We have been lied and fooled by the MSM and academia so many times over decades. The turning point for me was the Charlottesville reporting. For years, I falsely believed Trump was a Nazi because he (apparently) referred to Nazis as "fine people".
Then I heard the full quote on social media, where Trump lambasted the Nazis at the protest and referred to the
non-Nazis as "very fine people on both sides". That, of course, is not what most media reported, having clipped out Trump's repudiation of the Nazi troublemakers at the protest to sully his meaning.
Then I looked for more misleading bias and found it in every day's news, without fail. There's always angles - clipped out statements, omitted information, misleading headlines. None more than the BBC/ABC and The Guardian. The latter is even more biased than the Murdoch outlets, which at least sometimes allows left-wingers to have a say.
Human beings are extremely intelligent. This allowed us outfox other species, catching them off guard. We also trick each other. That's what humans do - they use their big brains to gain advantage over the less intelligent or aware.
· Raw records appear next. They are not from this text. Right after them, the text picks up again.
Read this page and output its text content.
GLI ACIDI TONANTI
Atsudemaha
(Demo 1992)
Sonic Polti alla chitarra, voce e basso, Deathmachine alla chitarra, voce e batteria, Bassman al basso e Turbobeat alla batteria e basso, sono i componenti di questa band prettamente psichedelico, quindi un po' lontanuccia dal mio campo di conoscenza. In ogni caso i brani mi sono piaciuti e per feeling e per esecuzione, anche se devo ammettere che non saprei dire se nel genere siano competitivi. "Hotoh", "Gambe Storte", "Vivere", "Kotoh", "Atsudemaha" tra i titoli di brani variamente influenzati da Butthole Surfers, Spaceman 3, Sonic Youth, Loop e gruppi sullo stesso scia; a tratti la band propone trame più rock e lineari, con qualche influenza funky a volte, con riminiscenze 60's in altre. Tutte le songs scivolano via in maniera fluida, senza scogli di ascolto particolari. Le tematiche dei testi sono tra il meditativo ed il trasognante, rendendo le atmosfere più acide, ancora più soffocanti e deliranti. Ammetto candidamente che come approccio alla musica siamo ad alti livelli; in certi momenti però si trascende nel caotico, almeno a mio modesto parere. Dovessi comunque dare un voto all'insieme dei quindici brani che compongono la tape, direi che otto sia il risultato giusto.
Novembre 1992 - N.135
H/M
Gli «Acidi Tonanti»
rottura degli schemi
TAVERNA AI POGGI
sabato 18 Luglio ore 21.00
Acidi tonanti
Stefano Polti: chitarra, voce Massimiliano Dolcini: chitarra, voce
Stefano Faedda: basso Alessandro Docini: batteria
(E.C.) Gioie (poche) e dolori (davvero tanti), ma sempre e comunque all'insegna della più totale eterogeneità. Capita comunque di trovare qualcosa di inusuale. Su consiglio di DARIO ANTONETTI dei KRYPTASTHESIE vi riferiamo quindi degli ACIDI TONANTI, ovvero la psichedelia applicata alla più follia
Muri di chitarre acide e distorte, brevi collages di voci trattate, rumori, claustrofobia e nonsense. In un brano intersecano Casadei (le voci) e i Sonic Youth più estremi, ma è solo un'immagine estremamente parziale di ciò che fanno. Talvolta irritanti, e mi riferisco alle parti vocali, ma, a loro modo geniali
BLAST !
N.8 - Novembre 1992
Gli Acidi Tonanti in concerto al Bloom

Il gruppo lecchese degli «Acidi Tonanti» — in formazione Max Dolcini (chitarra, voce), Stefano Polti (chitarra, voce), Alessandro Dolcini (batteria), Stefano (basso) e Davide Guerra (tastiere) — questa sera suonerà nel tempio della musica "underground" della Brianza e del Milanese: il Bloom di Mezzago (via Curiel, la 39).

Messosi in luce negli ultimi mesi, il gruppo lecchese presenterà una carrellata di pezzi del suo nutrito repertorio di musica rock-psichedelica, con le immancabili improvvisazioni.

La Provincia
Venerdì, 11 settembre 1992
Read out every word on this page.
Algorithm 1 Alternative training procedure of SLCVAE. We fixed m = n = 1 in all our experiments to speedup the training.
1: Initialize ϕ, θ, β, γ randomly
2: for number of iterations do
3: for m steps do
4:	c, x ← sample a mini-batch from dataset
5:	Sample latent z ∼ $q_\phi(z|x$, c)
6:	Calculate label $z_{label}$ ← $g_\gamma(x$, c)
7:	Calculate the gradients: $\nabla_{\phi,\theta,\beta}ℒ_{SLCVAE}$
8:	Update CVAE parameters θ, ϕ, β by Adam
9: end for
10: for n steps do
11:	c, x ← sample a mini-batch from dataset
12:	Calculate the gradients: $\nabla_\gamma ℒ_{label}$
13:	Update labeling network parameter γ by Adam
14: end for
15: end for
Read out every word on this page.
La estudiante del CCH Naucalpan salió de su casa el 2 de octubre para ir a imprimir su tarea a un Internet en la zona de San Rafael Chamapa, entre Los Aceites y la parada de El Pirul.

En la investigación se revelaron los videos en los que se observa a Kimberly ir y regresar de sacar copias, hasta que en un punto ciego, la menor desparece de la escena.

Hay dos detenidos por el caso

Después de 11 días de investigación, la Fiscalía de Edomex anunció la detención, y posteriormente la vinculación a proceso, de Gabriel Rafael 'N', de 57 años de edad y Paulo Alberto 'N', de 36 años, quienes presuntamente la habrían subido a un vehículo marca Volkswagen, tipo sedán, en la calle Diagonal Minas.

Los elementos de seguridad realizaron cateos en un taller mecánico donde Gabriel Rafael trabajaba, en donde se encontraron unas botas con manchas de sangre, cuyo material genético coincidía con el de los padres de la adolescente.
The media and academia provide a multitude great examples of intelligent and subtle trickery used to push agendas over a trusting public (increasingly less trusting as social media points to things that the MSM is trying to hide). This has implications on democracy because power players, especially the big asset managers like Blackrock and Vanguard, shape public opinion to push a global agenda and discredit western nationalism (ie. politicians representing those who actually voted for them rather than global interests).